The media class that had spent a year celebrating Warren
almost perfectly reflected the average Warren supporter. FiveThirtyEight’s
Clare Malone noted matter-of-factly that “the media and its dominant
demographic group (college-educated white people) are Warren’s base.” To a
media establishment still nursing its wounds over Hillary Clinton’s loss to
Donald Trump in 2016, she seemed like a political Athena, sprung fully formed
from the Senate and armed to wage a kinder, gentler form of class warfare than
Bernie Sanders while simultaneously breaking the presidential glass ceiling.
The tenor of the response among Warren-supportive media
outlets demonstrates the extent of their misguided overinvestment in her—an
investment that didn’t extend to other female candidates such as Kirsten
Gillibrand, Kamala Harris, and Amy Klobuchar. The New York Times
claimed, “Ms. Warren’s impact on the race was far greater than just the outcome
for her own candidacy.” Writing in Salon, Amanda Marcotte raged,
“Americans apparently couldn’t see that she is a once-in-a-generation talent
and reward her for it with the presidency. That is a shameful blight on us.”
The headline for a story in Politico simply read: “‘White men get to be
the default:’ Women lament Warren’s demise.”
The public mourning continued on television. Trying to
make sense of it all with Representative Abigail Spanberger, NBC News’ Andrea
Mitchell confessed, “Well, Congresswoman, you brought up exactly a moment that
was so emotional for me frankly and for a lot of others watching,” then played
a clip of Warren saying, “One of the hardest parts of this is all those pinky
promises and all those little girls who are going to have to wait four more
years. That’s going to be hard.”
Self-described “feminist journalist” Lauren Duca was more
blunt. In a Substack post that she wrote “while sobbing into my partner’s
chest,” she described a “pain not unlike the one that followed Donald Trump’s
election and Brett Kavanaugh’s confirmation to the Supreme Court. The agony of
watching Elizabeth Warren be diminished by the mainstream media has been
infuriating. To watch that dismissal be reflected at the polls is almost
unbearable.” She lamented that Warren, whom she called “a geyser of brilliance
and enthusiasm powered by pure love of democracy” was what everyone should have
wanted and claimed, “We should all be so furious that we’ve been bullied into
not only accepting less, but collectively fretting that, for a woman, the best
of the best is still not good enough.”
Many other journalists also sought to pin the blame for
Warren’s decline on sexism. CBS News political reporter Caitlyn Huey-Burns
tweeted, “We cannot talk about Warren’s fail without talking about the sexism
so prevalent in American politics.” Writing in the New York Times, Lisa
Lerer asked plaintively, “Was it always going to be the last men standing?”

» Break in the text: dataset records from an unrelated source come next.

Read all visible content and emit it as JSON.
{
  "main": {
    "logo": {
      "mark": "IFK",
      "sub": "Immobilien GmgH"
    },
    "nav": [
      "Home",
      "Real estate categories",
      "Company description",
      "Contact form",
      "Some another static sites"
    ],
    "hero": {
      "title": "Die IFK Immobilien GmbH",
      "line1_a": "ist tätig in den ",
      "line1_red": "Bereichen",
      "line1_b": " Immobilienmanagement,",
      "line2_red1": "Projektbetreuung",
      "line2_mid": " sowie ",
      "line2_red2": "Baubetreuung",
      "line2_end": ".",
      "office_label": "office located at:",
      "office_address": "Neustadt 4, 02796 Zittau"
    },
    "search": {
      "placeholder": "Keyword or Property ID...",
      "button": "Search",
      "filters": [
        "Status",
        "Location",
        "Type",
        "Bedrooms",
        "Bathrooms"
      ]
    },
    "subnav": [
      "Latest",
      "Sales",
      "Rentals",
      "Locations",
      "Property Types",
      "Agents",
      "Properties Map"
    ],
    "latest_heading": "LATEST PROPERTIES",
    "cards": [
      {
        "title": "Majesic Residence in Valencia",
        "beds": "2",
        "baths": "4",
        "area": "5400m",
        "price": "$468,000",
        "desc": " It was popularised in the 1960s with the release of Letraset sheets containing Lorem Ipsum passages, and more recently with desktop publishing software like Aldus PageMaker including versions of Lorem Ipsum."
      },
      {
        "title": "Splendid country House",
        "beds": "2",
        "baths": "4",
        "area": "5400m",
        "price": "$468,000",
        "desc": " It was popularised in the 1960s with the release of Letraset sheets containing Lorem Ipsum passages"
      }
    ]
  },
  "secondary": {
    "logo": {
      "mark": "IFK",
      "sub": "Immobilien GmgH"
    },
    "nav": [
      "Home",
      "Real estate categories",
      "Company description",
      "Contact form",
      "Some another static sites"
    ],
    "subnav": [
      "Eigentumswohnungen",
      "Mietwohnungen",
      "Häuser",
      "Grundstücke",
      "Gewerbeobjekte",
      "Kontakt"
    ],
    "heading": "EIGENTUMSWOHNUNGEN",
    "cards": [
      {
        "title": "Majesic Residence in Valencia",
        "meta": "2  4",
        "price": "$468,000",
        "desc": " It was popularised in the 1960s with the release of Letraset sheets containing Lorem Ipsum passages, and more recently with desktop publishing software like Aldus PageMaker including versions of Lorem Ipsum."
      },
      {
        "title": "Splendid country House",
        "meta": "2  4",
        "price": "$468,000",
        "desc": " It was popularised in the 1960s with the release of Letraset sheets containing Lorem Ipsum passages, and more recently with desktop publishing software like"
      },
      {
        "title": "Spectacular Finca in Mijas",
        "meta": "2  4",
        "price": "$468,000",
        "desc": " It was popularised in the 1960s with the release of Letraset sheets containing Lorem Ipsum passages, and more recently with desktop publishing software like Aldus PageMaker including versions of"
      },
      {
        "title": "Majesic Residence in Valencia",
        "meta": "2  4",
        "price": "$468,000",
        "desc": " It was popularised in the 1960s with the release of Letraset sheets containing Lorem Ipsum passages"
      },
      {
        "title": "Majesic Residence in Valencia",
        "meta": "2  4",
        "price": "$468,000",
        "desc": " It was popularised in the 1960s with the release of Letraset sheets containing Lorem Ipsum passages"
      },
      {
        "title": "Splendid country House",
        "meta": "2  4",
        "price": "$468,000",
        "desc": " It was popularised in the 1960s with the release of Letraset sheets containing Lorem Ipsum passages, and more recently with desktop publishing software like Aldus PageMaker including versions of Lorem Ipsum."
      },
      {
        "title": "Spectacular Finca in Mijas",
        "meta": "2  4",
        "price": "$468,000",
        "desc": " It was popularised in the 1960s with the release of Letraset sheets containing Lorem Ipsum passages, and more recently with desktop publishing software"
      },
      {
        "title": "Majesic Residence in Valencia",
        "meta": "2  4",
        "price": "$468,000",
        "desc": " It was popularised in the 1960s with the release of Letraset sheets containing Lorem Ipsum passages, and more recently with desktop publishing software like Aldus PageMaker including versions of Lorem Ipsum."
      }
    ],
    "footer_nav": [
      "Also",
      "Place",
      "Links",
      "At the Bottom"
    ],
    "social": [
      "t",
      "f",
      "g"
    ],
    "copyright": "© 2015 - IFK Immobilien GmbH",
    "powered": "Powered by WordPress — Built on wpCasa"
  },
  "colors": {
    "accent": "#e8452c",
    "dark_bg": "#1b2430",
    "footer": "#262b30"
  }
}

Megan Garber of The Atlantic identified the culprit as “internalized
misogyny,” suggesting that it was not Warren’s weaknesses as a politician, but
the sexist false consciousness of nonwhite, non-college-educated Democratic
voters, that led them to reject Warren.
But this gynocentric wishful thinking on the part of
female reporters was belied by all the evidence of voters’ intentions. When
reporters bothered to talk to actual voters, many of those voters were clear
that they were going to cast their ballots based on who they thought could win
against Trump, not on gender. “I’m not going to vote for someone simply because
we share identity,” one young woman told the Times, by way of
explanation for her vote for Biden over Warren.
Just before Super Tuesday, Duca tweeted, “Elizabeth
Warren is the president we deserve.” Given the willful disregard of the
weaknesses of her candidacy on the part of the journalists covering her, and
their failure to acknowledge their own biases, Warren’s failure was the
punishment her panting media followers deserved.